La pauvre femme faillit chuter, elle se cogna au buffet. Elle psalmodiait : « Les v’là… Les
 v’là… ». Mme Capet était tellement troublée qu’elle confia ses drapeaux à Marthe :
- Mets-les… J’arrive pas… fit-elle en tremblant.
- Calme-toi, Marie, fit Mr Capet. Ils ne sont pas encore en vue. Ça y est ! s’écria-t-il.
- Où ? Où ? s’affola Mme Capet en se penchant par la fenêtre.
- Regarde ! Mme Kihm vient de mettre son drapeau. Ah, son Charles aurait bien voulu voir ça… Marie, le drapeau de Mme Kihm est moins beau que les tiens, rigola-t-il.

 

La rue s’animait et Mr Capet s’amusait à recenser les voisins qui accrochaient leurs drapeaux.
- On aurait dû faire comme eux, regretta-t-il.
Vis-à-vis, plusieurs fenêtres étaient garnies de guirlandes vertes faites avec des branches de sapin. Le drapeau tricolore n’en ressortait que davantage.

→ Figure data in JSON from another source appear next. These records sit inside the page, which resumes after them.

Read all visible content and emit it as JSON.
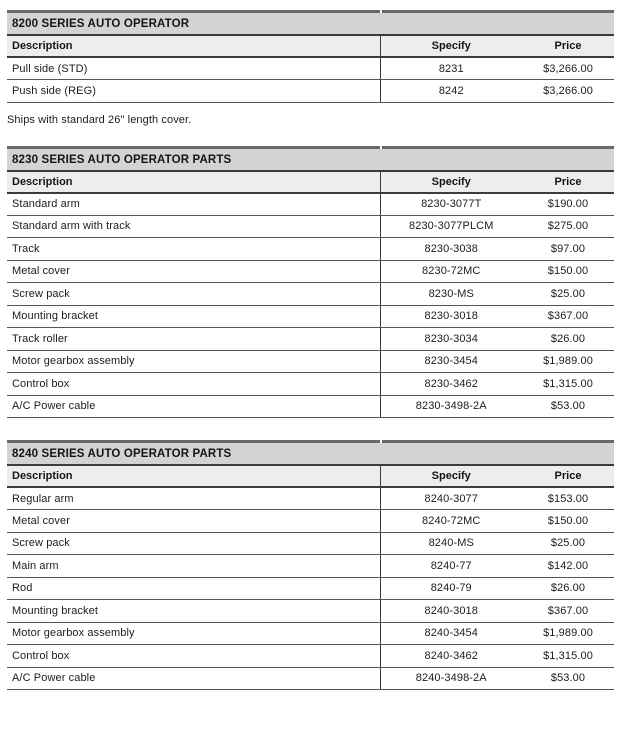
{
  "columns": {
    "description": "Description",
    "specify": "Specify",
    "price": "Price"
  },
  "note_after_first_table": "Ships with standard 26\" length cover.",
  "tables": [
    {
      "title": "8200 SERIES AUTO OPERATOR",
      "rows": [
        {
          "description": "Pull side (STD)",
          "specify": "8231",
          "price": "$3,266.00"
        },
        {
          "description": "Push side (REG)",
          "specify": "8242",
          "price": "$3,266.00"
        }
      ]
    },
    {
      "title": "8230 SERIES AUTO OPERATOR PARTS",
      "rows": [
        {
          "description": "Standard arm",
          "specify": "8230-3077T",
          "price": "$190.00"
        },
        {
          "description": "Standard arm with track",
          "specify": "8230-3077PLCM",
          "price": "$275.00"
        },
        {
          "description": "Track",
          "specify": "8230-3038",
          "price": "$97.00"
        },
        {
          "description": "Metal cover",
          "specify": "8230-72MC",
          "price": "$150.00"
        },
        {
          "description": "Screw pack",
          "specify": "8230-MS",
          "price": "$25.00"
        },
        {
          "description": "Mounting bracket",
          "specify": "8230-3018",
          "price": "$367.00"
        },
        {
          "description": "Track roller",
          "specify": "8230-3034",
          "price": "$26.00"
        },
        {
          "description": "Motor gearbox assembly",
          "specify": "8230-3454",
          "price": "$1,989.00"
        },
        {
          "description": "Control box",
          "specify": "8230-3462",
          "price": "$1,315.00"
        },
        {
          "description": "A/C Power cable",
          "specify": "8230-3498-2A",
          "price": "$53.00"
        }
      ]
    },
    {
      "title": "8240 SERIES AUTO OPERATOR PARTS",
      "rows": [
        {
          "description": "Regular arm",
          "specify": "8240-3077",
          "price": "$153.00"
        },
        {
          "description": "Metal cover",
          "specify": "8240-72MC",
          "price": "$150.00"
        },
        {
          "description": "Screw pack",
          "specify": "8240-MS",
          "price": "$25.00"
        },
        {
          "description": "Main arm",
          "specify": "8240-77",
          "price": "$142.00"
        },
        {
          "description": "Rod",
          "specify": "8240-79",
          "price": "$26.00"
        },
        {
          "description": "Mounting bracket",
          "specify": "8240-3018",
          "price": "$367.00"
        },
        {
          "description": "Motor gearbox assembly",
          "specify": "8240-3454",
          "price": "$1,989.00"
        },
        {
          "description": "Control box",
          "specify": "8240-3462",
          "price": "$1,315.00"
        },
        {
          "description": "A/C Power cable",
          "specify": "8240-3498-2A",
          "price": "$53.00"
        }
      ]
    }
  ],
  "colors": {
    "title-bg": "#d2d3d4",
    "header-bg": "#ededee",
    "border-heavy": "#3b3c3e",
    "border-row": "#54555a",
    "topbar": "#67686a",
    "text": "#1b1c1e",
    "page-bg": "#ffffff"
  }
}
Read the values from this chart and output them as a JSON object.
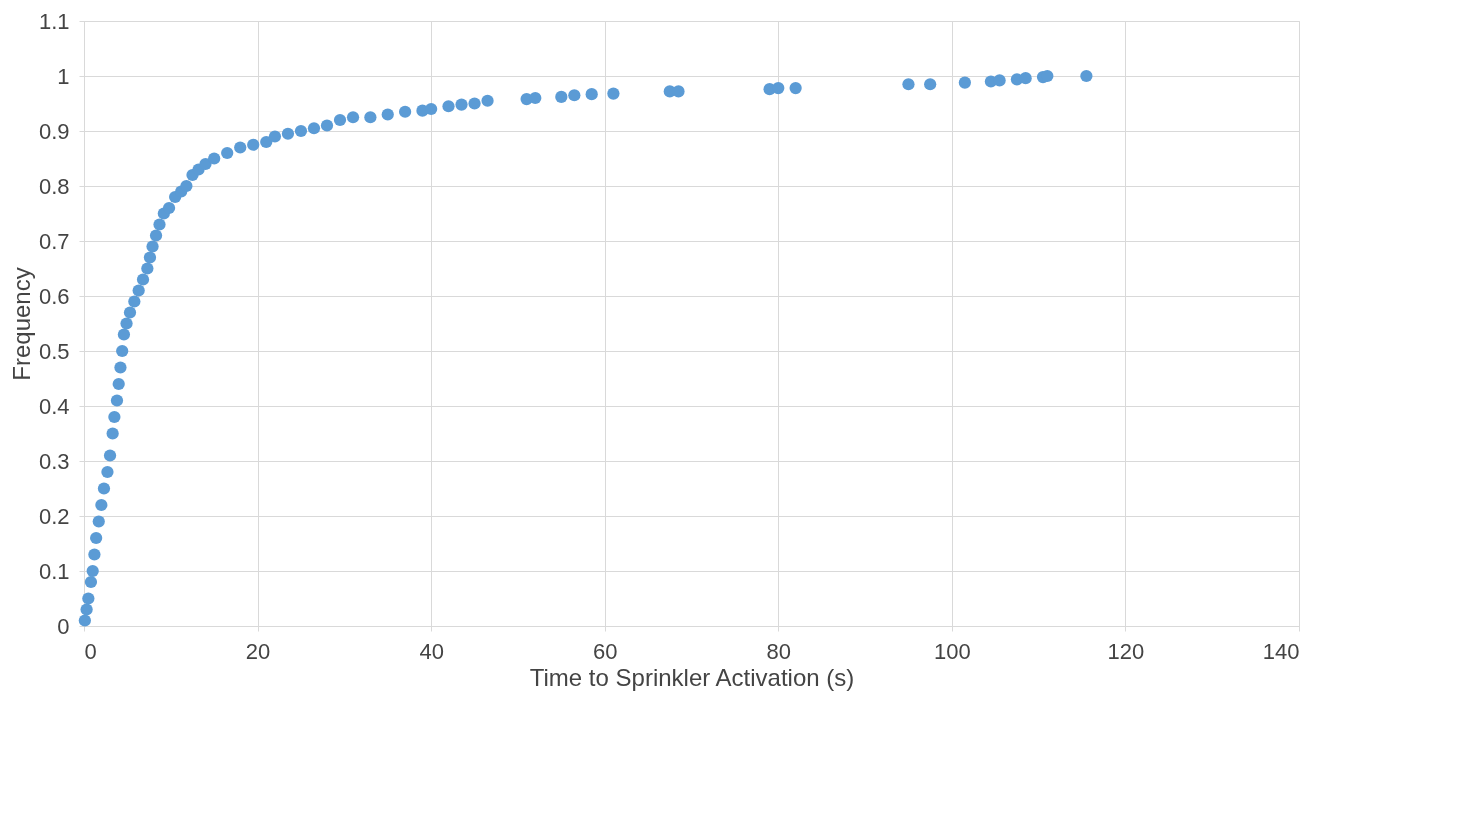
{
  "chart_data": {
    "type": "scatter",
    "xlabel": "Time to Sprinkler Activation (s)",
    "ylabel": "Frequency",
    "xlim": [
      0,
      140
    ],
    "xticks": [
      0,
      20,
      40,
      60,
      80,
      100,
      120,
      140
    ],
    "ylim": [
      0,
      1.1
    ],
    "yticks": [
      0,
      0.1,
      0.2,
      0.3,
      0.4,
      0.5,
      0.6,
      0.7,
      0.8,
      0.9,
      1,
      1.1
    ],
    "grid": true,
    "marker": "circle",
    "legend": false,
    "series": [
      {
        "color": "#5b9bd5",
        "x": [
          0.1,
          0.3,
          0.5,
          0.8,
          1,
          1.2,
          1.4,
          1.7,
          2,
          2.3,
          2.7,
          3,
          3.3,
          3.5,
          3.8,
          4,
          4.2,
          4.4,
          4.6,
          4.9,
          5.3,
          5.8,
          6.3,
          6.8,
          7.3,
          7.6,
          7.9,
          8.3,
          8.7,
          9.2,
          9.8,
          10.5,
          11.2,
          11.8,
          12.5,
          13.2,
          14,
          15,
          16.5,
          18,
          19.5,
          21,
          22,
          23.5,
          25,
          26.5,
          28,
          29.5,
          31,
          33,
          35,
          37,
          39,
          40,
          42,
          43.5,
          45,
          46.5,
          51,
          52,
          55,
          56.5,
          58.5,
          61,
          67.5,
          68.5,
          79,
          80,
          82,
          95,
          97.5,
          101.5,
          104.5,
          105.5,
          107.5,
          108.5,
          110.5,
          111,
          115.5
        ],
        "values": [
          0.01,
          0.03,
          0.05,
          0.08,
          0.1,
          0.13,
          0.16,
          0.19,
          0.22,
          0.25,
          0.28,
          0.31,
          0.35,
          0.38,
          0.41,
          0.44,
          0.47,
          0.5,
          0.53,
          0.55,
          0.57,
          0.59,
          0.61,
          0.63,
          0.65,
          0.67,
          0.69,
          0.71,
          0.73,
          0.75,
          0.76,
          0.78,
          0.79,
          0.8,
          0.82,
          0.83,
          0.84,
          0.85,
          0.86,
          0.87,
          0.875,
          0.88,
          0.89,
          0.895,
          0.9,
          0.905,
          0.91,
          0.92,
          0.925,
          0.925,
          0.93,
          0.935,
          0.937,
          0.94,
          0.945,
          0.948,
          0.95,
          0.955,
          0.958,
          0.96,
          0.962,
          0.965,
          0.967,
          0.968,
          0.972,
          0.972,
          0.976,
          0.978,
          0.978,
          0.985,
          0.985,
          0.988,
          0.99,
          0.992,
          0.994,
          0.996,
          0.998,
          1,
          1
        ]
      }
    ]
  }
}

Un peu plus haut dans la rue, il y en avait même un qui avait mis une statuette à sa fenêtre.
- Regarde Marthe, je crois que c’est la Jeanne d’Arc…
- D’ici, je ne vois pas grand-chose, s’esclaffa Marthe qui n’avait jamais vu de représentation de l’héroïne lorraine.

 

Quatre officiers Prussiens remontaient la rue en direction de Nancy.
- Ils vont remettre les clés de la ville aux Français, ricana Mr Capet.
- Et toute leur ferraille, renchérit un badaud sur le trottoir.
L’homme faisait allusion aux canons et autres obusiers qui avaient été rassemblés il y a quelques jours dans le haut de la ville. Trois quart d’heure plus tard, ils redescendaient…
- Raus ! Place aux Français ! cria le badaud qui s’était enraciné sur le trottoir.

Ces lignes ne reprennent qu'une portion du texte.